Toutefois, la preuve de la faute alléguée n’est pas rapportée par la défenderesse, rappel étant fait que les pièces visées dans les conclusions de cette dernière ont été écartées des débats.

En conséquence, ses demandes reconventionnelles seront rejetées.

Sur les autres demandes

Conformément à l’article 696 du code de procédure civile, Madame Y., partie succombante à l’instance, sera condamnée aux entiers dépens de l’instance.

Conformément à l’article 700 du code de procédure civile, Madame Y., partie tenue aux dépens, sera condamnée à payer à Monsieur X. une somme qu’il est équitable de fixer à 500 euros.
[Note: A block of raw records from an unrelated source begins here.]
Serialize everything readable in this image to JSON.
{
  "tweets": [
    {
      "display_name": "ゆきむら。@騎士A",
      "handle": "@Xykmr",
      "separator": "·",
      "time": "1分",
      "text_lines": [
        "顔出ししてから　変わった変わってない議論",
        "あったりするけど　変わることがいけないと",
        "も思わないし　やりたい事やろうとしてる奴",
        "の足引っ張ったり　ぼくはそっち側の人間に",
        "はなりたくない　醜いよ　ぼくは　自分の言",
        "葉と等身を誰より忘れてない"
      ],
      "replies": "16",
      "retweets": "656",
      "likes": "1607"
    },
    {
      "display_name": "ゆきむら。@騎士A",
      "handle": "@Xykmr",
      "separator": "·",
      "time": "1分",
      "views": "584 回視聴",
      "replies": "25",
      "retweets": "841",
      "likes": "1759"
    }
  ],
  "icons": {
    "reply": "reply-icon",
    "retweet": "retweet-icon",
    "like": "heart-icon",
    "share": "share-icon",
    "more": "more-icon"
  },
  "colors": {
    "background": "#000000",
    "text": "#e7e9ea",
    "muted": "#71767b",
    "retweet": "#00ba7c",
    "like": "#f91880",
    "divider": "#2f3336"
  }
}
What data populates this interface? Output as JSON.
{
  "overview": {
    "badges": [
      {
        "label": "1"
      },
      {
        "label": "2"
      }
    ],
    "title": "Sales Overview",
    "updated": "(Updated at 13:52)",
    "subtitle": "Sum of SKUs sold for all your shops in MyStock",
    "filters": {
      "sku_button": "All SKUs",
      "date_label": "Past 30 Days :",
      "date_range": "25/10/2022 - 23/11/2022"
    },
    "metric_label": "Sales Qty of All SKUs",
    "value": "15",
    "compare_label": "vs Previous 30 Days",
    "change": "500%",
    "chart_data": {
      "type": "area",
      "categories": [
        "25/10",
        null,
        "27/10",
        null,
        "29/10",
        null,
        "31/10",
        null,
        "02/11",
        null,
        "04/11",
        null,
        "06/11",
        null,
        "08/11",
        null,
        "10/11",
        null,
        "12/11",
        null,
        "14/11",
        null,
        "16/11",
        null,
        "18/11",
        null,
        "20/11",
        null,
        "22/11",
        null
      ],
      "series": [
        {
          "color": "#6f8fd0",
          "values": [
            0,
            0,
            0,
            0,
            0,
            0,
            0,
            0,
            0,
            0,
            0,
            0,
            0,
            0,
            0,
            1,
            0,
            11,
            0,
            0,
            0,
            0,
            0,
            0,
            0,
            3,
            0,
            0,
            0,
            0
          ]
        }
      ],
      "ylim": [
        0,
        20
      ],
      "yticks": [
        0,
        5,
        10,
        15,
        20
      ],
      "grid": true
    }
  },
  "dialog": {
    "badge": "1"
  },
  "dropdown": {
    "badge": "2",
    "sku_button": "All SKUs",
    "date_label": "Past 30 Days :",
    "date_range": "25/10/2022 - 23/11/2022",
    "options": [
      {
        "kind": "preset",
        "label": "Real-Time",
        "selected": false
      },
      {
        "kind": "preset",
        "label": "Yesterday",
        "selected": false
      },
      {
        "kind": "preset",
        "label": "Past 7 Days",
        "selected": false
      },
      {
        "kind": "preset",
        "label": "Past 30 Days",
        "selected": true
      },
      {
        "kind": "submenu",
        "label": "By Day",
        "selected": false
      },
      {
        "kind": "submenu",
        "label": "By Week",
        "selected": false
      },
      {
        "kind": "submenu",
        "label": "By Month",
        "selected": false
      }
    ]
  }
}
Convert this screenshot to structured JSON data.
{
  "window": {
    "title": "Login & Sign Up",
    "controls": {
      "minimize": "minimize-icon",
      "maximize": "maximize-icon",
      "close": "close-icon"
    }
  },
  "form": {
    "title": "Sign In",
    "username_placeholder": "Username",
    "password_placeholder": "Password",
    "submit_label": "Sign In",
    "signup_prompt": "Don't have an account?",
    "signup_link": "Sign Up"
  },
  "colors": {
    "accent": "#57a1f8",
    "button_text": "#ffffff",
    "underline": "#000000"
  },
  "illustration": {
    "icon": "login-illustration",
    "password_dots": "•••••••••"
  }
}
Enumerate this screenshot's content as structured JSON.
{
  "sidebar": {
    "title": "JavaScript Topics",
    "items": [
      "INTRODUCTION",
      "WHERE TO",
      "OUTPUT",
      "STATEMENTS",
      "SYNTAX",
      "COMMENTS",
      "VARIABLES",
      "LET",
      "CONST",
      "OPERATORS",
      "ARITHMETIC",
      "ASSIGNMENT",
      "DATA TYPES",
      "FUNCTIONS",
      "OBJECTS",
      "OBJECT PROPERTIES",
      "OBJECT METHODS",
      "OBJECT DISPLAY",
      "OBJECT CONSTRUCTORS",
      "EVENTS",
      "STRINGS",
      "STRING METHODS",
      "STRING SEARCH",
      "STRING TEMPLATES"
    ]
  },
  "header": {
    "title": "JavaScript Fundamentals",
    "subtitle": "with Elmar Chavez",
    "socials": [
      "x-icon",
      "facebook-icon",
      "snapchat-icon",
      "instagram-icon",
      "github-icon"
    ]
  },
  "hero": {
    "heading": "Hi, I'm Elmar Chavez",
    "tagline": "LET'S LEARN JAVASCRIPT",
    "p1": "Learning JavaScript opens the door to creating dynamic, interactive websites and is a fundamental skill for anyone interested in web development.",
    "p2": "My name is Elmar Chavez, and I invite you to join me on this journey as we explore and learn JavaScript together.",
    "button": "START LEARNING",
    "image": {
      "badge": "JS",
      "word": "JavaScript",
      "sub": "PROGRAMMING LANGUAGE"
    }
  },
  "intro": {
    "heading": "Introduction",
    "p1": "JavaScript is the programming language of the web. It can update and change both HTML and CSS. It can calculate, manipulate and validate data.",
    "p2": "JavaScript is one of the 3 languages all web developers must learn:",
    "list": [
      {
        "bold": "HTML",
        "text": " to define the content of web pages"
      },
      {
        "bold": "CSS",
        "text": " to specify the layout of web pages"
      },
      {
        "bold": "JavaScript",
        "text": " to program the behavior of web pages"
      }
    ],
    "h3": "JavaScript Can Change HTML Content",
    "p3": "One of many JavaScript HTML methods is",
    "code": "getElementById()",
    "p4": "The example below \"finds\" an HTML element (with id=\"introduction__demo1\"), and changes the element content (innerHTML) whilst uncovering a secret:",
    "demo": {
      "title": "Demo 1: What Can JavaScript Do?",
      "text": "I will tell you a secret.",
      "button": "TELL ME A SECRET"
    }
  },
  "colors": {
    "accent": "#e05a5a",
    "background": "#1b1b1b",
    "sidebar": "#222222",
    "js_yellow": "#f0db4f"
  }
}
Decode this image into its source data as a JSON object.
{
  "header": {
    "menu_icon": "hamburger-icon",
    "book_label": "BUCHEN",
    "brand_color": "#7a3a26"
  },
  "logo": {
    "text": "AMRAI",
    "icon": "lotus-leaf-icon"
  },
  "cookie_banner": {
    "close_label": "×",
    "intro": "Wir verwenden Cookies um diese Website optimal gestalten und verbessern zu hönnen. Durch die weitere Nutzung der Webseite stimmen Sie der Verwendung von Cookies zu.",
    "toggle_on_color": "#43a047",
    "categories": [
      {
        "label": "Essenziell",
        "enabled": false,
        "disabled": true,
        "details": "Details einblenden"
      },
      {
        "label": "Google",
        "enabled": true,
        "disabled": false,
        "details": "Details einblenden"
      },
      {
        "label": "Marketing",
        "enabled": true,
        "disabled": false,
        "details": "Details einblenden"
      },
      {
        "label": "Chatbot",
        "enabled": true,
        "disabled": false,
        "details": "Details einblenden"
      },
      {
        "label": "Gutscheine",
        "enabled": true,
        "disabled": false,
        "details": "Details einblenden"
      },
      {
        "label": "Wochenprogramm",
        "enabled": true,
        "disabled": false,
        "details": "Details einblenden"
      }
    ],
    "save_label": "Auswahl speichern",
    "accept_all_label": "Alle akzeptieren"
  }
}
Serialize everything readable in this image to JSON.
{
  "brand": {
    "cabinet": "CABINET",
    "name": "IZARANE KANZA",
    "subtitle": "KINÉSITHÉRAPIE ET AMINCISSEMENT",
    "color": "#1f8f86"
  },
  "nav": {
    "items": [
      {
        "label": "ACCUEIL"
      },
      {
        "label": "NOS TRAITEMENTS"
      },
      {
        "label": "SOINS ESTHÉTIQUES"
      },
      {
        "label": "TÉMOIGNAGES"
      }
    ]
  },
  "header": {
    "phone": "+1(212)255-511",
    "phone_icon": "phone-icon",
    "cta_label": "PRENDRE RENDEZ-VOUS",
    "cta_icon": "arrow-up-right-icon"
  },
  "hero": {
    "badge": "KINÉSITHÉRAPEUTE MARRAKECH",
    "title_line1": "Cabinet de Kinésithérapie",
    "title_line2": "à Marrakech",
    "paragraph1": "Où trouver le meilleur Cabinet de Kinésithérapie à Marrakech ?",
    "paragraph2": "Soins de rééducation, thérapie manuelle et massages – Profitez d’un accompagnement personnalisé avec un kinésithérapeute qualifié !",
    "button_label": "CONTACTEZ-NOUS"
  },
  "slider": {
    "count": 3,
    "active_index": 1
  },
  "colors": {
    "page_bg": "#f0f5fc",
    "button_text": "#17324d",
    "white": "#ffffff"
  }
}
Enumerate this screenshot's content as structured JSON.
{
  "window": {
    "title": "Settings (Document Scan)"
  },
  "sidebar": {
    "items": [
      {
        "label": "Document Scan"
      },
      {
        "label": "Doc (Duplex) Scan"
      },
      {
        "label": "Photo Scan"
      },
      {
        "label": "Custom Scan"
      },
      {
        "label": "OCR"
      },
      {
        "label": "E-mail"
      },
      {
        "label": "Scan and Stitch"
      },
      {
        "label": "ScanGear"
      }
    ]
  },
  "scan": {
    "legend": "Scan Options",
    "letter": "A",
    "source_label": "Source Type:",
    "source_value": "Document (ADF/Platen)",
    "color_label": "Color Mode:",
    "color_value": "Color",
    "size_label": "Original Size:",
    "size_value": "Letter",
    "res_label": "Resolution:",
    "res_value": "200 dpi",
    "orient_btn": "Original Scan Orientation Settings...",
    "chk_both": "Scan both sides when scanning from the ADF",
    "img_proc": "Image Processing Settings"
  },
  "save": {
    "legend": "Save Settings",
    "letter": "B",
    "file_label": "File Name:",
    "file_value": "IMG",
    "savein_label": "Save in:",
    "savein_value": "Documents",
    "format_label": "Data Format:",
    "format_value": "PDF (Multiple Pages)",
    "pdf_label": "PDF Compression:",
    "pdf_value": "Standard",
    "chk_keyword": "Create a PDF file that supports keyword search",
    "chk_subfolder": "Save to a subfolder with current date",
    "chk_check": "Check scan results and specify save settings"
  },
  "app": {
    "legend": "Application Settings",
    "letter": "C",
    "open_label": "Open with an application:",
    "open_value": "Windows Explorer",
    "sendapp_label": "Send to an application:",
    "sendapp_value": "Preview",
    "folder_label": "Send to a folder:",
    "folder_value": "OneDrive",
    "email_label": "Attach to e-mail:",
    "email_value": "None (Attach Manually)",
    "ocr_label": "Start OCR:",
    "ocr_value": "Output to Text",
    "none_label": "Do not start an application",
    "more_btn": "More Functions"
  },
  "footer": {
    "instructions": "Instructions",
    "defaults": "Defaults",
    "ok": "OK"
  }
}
Conformément à l’article 515 du code de procédure civile, au regard de l’ancienneté du litige, l’exécution provisoire de la présente décision, compatible avec la nature de l’affaire, sera ordonnée.


DÉCISION

Le tribunal statuant publiquement, par jugement contradictoire et en premier ressort,

ECARTE des débats les pièces visées par Madame Y. dans ses conclusions notifiées le 29 mars 2018,

CONDAMNE Madame Y. à payer à Monsieur X. la somme de 800 euros au titre de dommages et intérêts, outre les intérêts au taux légal à compter de la présente décision,

DEBOUTE Monsieur X. du surplus de ses prétentions,

DEBOUTE Madame Y. de l’intégrité de ses prétentions,

CONDAMNE Madame Y. à payer à Monsieur X. la somme de 500 euros au titre des dispositions de l’article 700 du code de procédure civile,

DEBOUTE Madame Y. de sa demande au titre de l’article 700 du code de procédure civile,

CONDAMNE Madame Y. aux entiers dépens de l’instance,

ORDONNE l’exécution provisoire de la présente décision.


Le Tribunal :
M. Varichon (vice-président), Mme Combes, (vice-présidente), Mme Catteau (juge), Mme Relav (greffière)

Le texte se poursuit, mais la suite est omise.